O dólar encerrou o dia em queda e a bolsa registrou recuo nesta quarta-feira, em um pregão dominado pela decisão do Federal Reserve (Fed) de manter os juros dos Estados Unidos inalterados, na faixa entre 3,50% e 3,75%. O mercado reagiu ao tom mais moderado adotado pelo presidente da instituição, Kevin Warsh, e à evidente divisão entre os dirigentes da autoridade monetária estadunidense. Em contrapartida, o preço do petróleo subiu cerca de 7%, impulsionado pelo agravamento das tensões no Oriente Médio.
Panorama dos Indicadores Financeiros
Os principais números do mercado refletiram as movimentações do dia. O dólar à vista fechou a R$ 5,108, com uma queda de 0,27%. O Ibovespa, principal índice da bolsa brasileira, atingiu 173.885 pontos, registrando um recuo de 1,52%. No setor de commodities, o Petróleo tipo Brent valorizou-se 7,32%, alcançando US$ 88,09 o barril, enquanto o Petróleo tipo WTI subiu 6,56%, cotado a US$ 84,46.

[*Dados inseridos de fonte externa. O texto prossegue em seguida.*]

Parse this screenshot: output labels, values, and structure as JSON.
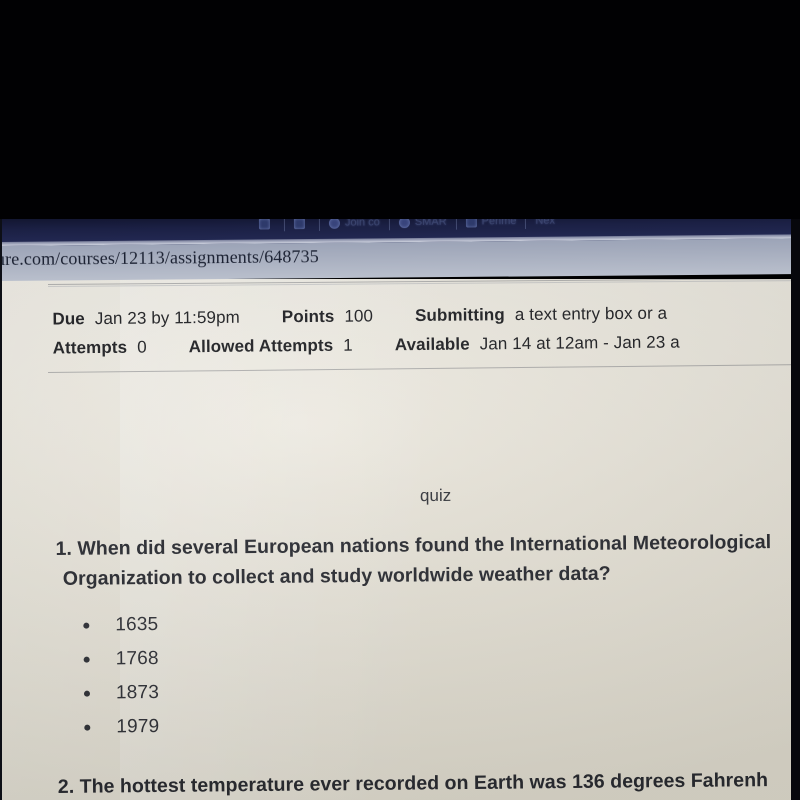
{
  "browser": {
    "bookmarks": [
      {
        "label": "",
        "icon": "bookmark-icon"
      },
      {
        "label": "",
        "icon": "bookmark-icon"
      },
      {
        "label": "Join co",
        "icon": "bookmark-icon"
      },
      {
        "label": "SMAR",
        "icon": "globe-icon"
      },
      {
        "label": "Perime",
        "icon": "bookmark-icon"
      },
      {
        "label": "Nex",
        "icon": "bookmark-icon"
      }
    ],
    "url": "ure.com/courses/12113/assignments/648735"
  },
  "assignment": {
    "fields": [
      {
        "key": "Due",
        "value": "Jan 23 by 11:59pm"
      },
      {
        "key": "Points",
        "value": "100"
      },
      {
        "key": "Submitting",
        "value": "a text entry box or a"
      },
      {
        "key": "Attempts",
        "value": "0"
      },
      {
        "key": "Allowed Attempts",
        "value": "1"
      },
      {
        "key": "Available",
        "value": "Jan 14 at 12am - Jan 23 a"
      }
    ]
  },
  "content": {
    "title": "quiz",
    "question1": {
      "line1": "1. When did several European nations found the International Meteorological",
      "line2": "Organization to collect and study worldwide weather data?",
      "choices": [
        "1635",
        "1768",
        "1873",
        "1979"
      ]
    },
    "question2": {
      "line1": "2. The hottest temperature ever recorded on Earth was 136 degrees Fahrenh"
    }
  },
  "colors": {
    "page_background": "#e7e3d8",
    "chrome_bookmark_bar": "#1b2044",
    "url_bar": "#a6adbe",
    "text": "#23252c",
    "photo_border": "#010103"
  }
}
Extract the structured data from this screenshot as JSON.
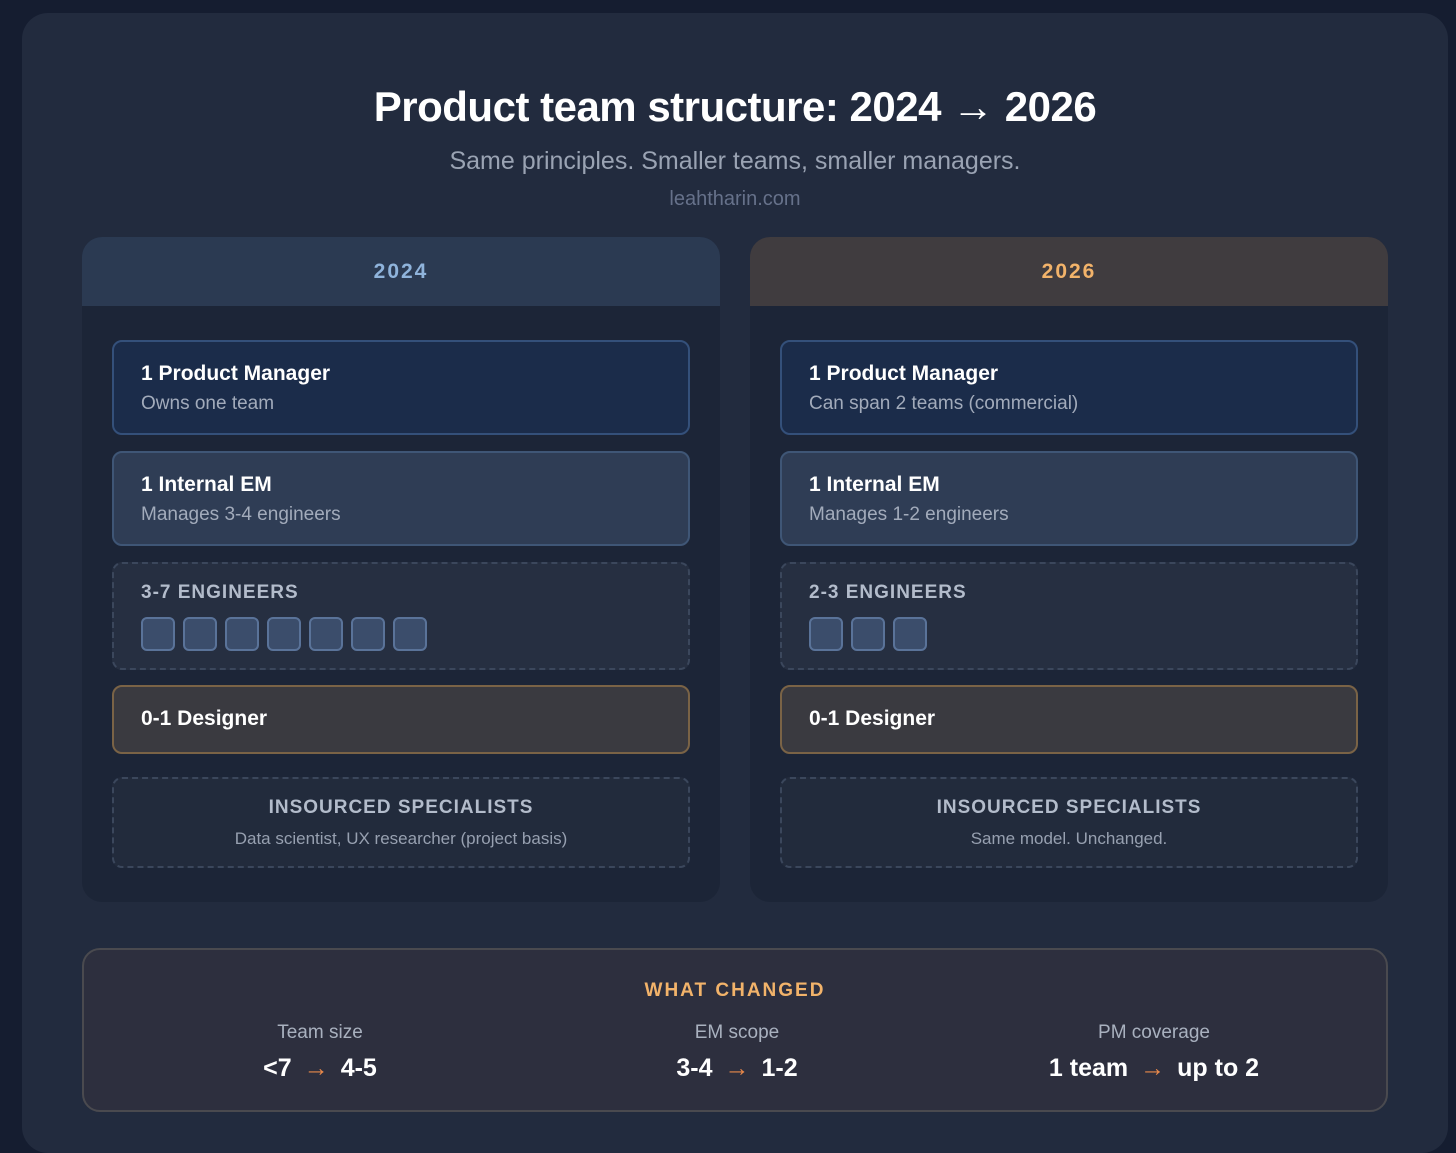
{
  "header": {
    "title": "Product team structure: 2024 → 2026",
    "subtitle": "Same principles. Smaller teams, smaller managers.",
    "site": "leahtharin.com"
  },
  "columns": [
    {
      "year": "2024",
      "pm": {
        "title": "1 Product Manager",
        "sub": "Owns one team"
      },
      "em": {
        "title": "1 Internal EM",
        "sub": "Manages 3-4 engineers"
      },
      "engineers": {
        "label": "3-7 ENGINEERS",
        "count": 7
      },
      "designer": {
        "title": "0-1 Designer"
      },
      "specialists": {
        "title": "INSOURCED SPECIALISTS",
        "sub": "Data scientist, UX researcher (project basis)"
      }
    },
    {
      "year": "2026",
      "pm": {
        "title": "1 Product Manager",
        "sub": "Can span 2 teams (commercial)"
      },
      "em": {
        "title": "1 Internal EM",
        "sub": "Manages 1-2 engineers"
      },
      "engineers": {
        "label": "2-3 ENGINEERS",
        "count": 3
      },
      "designer": {
        "title": "0-1 Designer"
      },
      "specialists": {
        "title": "INSOURCED SPECIALISTS",
        "sub": "Same model. Unchanged."
      }
    }
  ],
  "changes": {
    "title": "WHAT CHANGED",
    "arrow": "→",
    "items": [
      {
        "label": "Team size",
        "from": "<7",
        "to": "4-5"
      },
      {
        "label": "EM scope",
        "from": "3-4",
        "to": "1-2"
      },
      {
        "label": "PM coverage",
        "from": "1 team",
        "to": "up to 2"
      }
    ]
  },
  "colors": {
    "accent_orange": "#f2b36a",
    "accent_blue": "#8fb3db",
    "arrow": "#e8884a"
  }
}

Câmbio: Dólar Perde Fôlego Pós-Fed
A moeda estadunidense manteve-se próxima da estabilidade durante a maior parte do dia, aguardando a deliberação do Fed. Após a confirmação da manutenção dos juros, o dólar perdeu força globalmente, ampliando as perdas durante a entrevista coletiva de Warsh. O presidente do Fed, embora tenha reiterado o compromisso com a meta de inflação de 2%, destacou sinais positivos para o comportamento dos preços, o que foi interpretado pelo mercado como um discurso menos ‘hawkish’. A decisão do Comitê Federal de Mercado Aberto (Fomc), no entanto, foi dividida, com três membros votando por uma alta de 0,25 ponto percentual. Mesmo assim, o mercado continua precificando uma elevada probabilidade de aumento dos juros em futuras reuniões. O câmbio também foi favorecido pelo aumento do apetite por operações de carry trade, beneficiadas pela diferença de juros entre Brasil e Estados Unidos, e pela valorização do petróleo, que melhora o fluxo de recursos para o Brasil.
Bolsa Brasileira: Ibovespa Pressionado por Cenário Externo
O Ibovespa da B3 encerrou o pregão em queda, impulsionado principalmente pelo desempenho negativo das ações de bancos. O ambiente externo exerceu forte influência nos negócios; a divisão de opiniões dentro do Fed sobre a política monetária estadunidense e o aumento das tensões geopolíticas elevaram a aversão ao risco nos mercados globais. Em Nova York, o S&P 500 também fechou em baixa, refletindo a cautela dos investidores em relação a futuros aumentos de juros nos Estados Unidos. As ações da Petrobras, no entanto, amenizaram parte das perdas do Ibovespa ao acompanhar a disparada das cotações internacionais do petróleo, com os papéis ordinários subindo 2,35% e os preferenciais valorizando-se 1,92%.
Petróleo Dispara com Escalada de Conflitos
O preço do petróleo reverteu uma sequência de quedas e avançou mais de 7% após a retomada dos confrontos entre Estados Unidos e Irã no Oriente Médio. O barril do tipo Brent, referência para negociações internacionais, fechou em alta de 7,32%, a US$ 88,09. O petróleo WTI, do Texas, para setembro, subiu 6,56%, para US$ 84,46. O movimento foi impulsionado pela intensificação dos ataques envolvendo forças estadunidenses e grupos apoiados pelo Irã. As declarações do presidente Donald Trump sobre uma possível resposta militar e o risco de escalada do conflito em uma das principais regiões produtoras de petróleo do mundo também reforçaram a alta. Além disso, a queda dos estoques semanais de petróleo nos Estados Unidos, acima do esperado pelo mercado, contribuiu para o impulso nos preços.